On Jan 4, Evan Williams, co-founder of Twitter, and founder and CEO of Medium, announced some major changes at Medium:
Our vision, when we started in 2012, was ambitious: To build a platform that defined a new model for media on the internet. (…) “The current system causes increasing amounts of misinformation…and pressure to put out more content more cheaply — depth, originality, or quality be damned. It’s unsustainable and unsatisfying for producers and consumers alike….We need a new model.”
Upon further reflection, it’s clear that the broken system is ad-driven media on the internet. It simply doesn’t serve people. In fact, it’s not designed to. In fact, it’s not designed to. The vast majority of articles, videos, and other “content” we all consume on a daily basis is paid for — directly or indirectly — by corporations who are funding it in order to advance their goals. And it is measured, amplified, and rewarded based on its ability to do that. Period. As a result, we get…well, what we get. And it’s getting worse.
So, we are shifting our resources and attention to defining a new model for writers and creators to be rewarded, based on the value they’re creating for people.
That’s great, setting aside the fact that the strategic pivot means they are firing 50 people and have upset many Medium’s publishing partners, caught by surprise by the announcement.
I would say that reactions to Ev’s announcement have been split between two contradictory feelings:
- Of respect toward Ev’s decision: Someone had to say this, and act in consequence.
- Of surprise and disbelief: Why, and why now? It is not credible that Ev had suddenly lost faith in advertising because he has realized that the ad-driven business model is dishonest and distorting. He must have known it for a long time as a major shareholder of Twitter.
There is also general scepticism about the possibility to find such a new “transformational” business model.
Wut? Five years is not enough time to think about how we should make any money in a way congruent with our founding values? That just doesn’t compute. (David Heinemeier Hansson, “Venture capital is going to murder Medium”)
too many Valley companies intent on fixing broken models think incumbent companies are using broken models because they’re idiots and not because the problems are not easily solved. (Elizabeth Spiers, “Medium and There Is Only R”)
No business model that involves selling content can get around a fundamental fact: Content can only be consistently good if its creators can make a living from it. (Leonid Bershidsky, “Why Medium Failed to Disrupt the Media”)
In fact, Ev has been completely opaque:
It is too soon to say exactly what this will look like.
And here is where the whole thing gets really interesting. Such a model must surely exist. For years I have believed (and preached) that sooner or later new business models would populate and advance the digital economy, that advertising would have played a key role in igniting it—and there were good reasons for it to play such a key role—but in the future it would not be a completely dominant role; that an economy and a society where all our “knowledge” is supported by advertising, would be unsustainable. So far this has not happened… unless we turn our eyes toward the east to see what’s happening with Chinese digital me-too’s. If we do it, we can reasonably ask: What if Google and Facebook got it all wrong? What if, after all, Google and Facebook focused on the wrong monetization strategy from a long-term perspective?
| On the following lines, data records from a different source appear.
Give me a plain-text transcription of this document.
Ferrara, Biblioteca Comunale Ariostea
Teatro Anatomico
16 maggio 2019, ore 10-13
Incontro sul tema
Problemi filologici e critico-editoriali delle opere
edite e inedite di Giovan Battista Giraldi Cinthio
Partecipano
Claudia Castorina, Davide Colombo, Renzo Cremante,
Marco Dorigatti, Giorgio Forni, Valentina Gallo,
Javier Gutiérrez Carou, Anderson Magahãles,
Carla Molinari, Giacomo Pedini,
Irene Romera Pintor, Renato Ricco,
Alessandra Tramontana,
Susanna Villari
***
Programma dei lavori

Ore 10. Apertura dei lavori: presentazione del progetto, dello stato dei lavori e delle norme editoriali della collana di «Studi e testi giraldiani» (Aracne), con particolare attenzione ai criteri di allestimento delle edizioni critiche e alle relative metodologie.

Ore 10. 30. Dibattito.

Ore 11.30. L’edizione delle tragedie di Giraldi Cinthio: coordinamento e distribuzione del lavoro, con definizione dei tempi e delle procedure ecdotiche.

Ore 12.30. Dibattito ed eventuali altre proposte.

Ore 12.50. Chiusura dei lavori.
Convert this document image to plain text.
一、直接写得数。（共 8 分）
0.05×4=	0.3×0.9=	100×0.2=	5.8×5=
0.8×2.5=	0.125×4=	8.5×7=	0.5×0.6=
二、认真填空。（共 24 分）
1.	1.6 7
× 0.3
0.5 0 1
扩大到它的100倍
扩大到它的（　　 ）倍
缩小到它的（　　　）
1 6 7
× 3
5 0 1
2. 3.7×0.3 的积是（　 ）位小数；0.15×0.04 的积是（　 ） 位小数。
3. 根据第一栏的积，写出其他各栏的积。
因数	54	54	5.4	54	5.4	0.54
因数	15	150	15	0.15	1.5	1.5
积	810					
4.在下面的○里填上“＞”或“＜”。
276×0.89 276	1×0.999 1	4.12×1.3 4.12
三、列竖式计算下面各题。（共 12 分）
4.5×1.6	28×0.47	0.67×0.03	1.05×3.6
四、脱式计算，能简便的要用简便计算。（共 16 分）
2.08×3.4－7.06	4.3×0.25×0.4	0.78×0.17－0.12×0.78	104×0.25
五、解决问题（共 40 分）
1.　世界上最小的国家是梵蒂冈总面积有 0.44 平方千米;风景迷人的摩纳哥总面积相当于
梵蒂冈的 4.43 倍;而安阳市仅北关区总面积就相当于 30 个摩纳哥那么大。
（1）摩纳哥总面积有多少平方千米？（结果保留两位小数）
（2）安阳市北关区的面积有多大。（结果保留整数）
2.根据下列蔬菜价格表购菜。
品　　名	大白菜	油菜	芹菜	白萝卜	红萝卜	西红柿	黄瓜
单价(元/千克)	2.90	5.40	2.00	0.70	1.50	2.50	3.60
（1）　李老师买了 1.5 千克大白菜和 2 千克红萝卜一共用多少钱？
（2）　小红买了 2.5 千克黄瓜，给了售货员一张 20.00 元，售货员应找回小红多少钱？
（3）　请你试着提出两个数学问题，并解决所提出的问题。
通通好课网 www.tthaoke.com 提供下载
The rise of Tencent to the top as China’s most valuable tech company points to a business model that goes beyond ads: direct transactions. Tencent generates the majority of its revenue through enabling direct transactions. While here in Spain and other western countries we’ve been abducted by Facebook’s Whatsapp, nine out of ten people in urban areas in China use Tencent’s WeChat. WeChat application is revolutionising e-commerce, by integrating orders, payments, and customer care.
I do not intend to suggest that Wechat model should be a reference for Medium—or media in general. Far from it. I only want to stress that the fact that western digital economy is so reliant on advertising is not the consequence of a physical or mathematical law. There is life beyond advertising… why not for media?
The main reason ads ended up being dominant in Silicon Valley might have been simply a different starting point.
When Google and Facebook started their monetization efforts, the U.S. already had a sophisticated retail ecosystem with broadly accepted payment options and significant advertising budgets. (…) Not so much in China. The country lacked a comparable retail infrastructure, and the growing middle class didn’t have easy access to many retail options.
We should also carefully look to us ourselves as the ultimate cause of the business models we have. In a thoughtful article, Emily Parker describes her own experience with Parlio to argue why we can’t fix twitter. She realises that we usually complain about the low quality of social media conversations, about trolls, about the lack of meaningful comments, and we say that we want more civil, thoughtful dialogue. But do we really? Given the chance, we die for a flood of Twitter mentions. She sadly concludes: sometimes we get the platforms we deserve.
Nothing new: People always say they want the salad. Then they buy the cheeseburger.
Ev. Williams will need a very good cooker to cook a new Medium. Let’s hope he will not end up simply with a vegan(1) burger!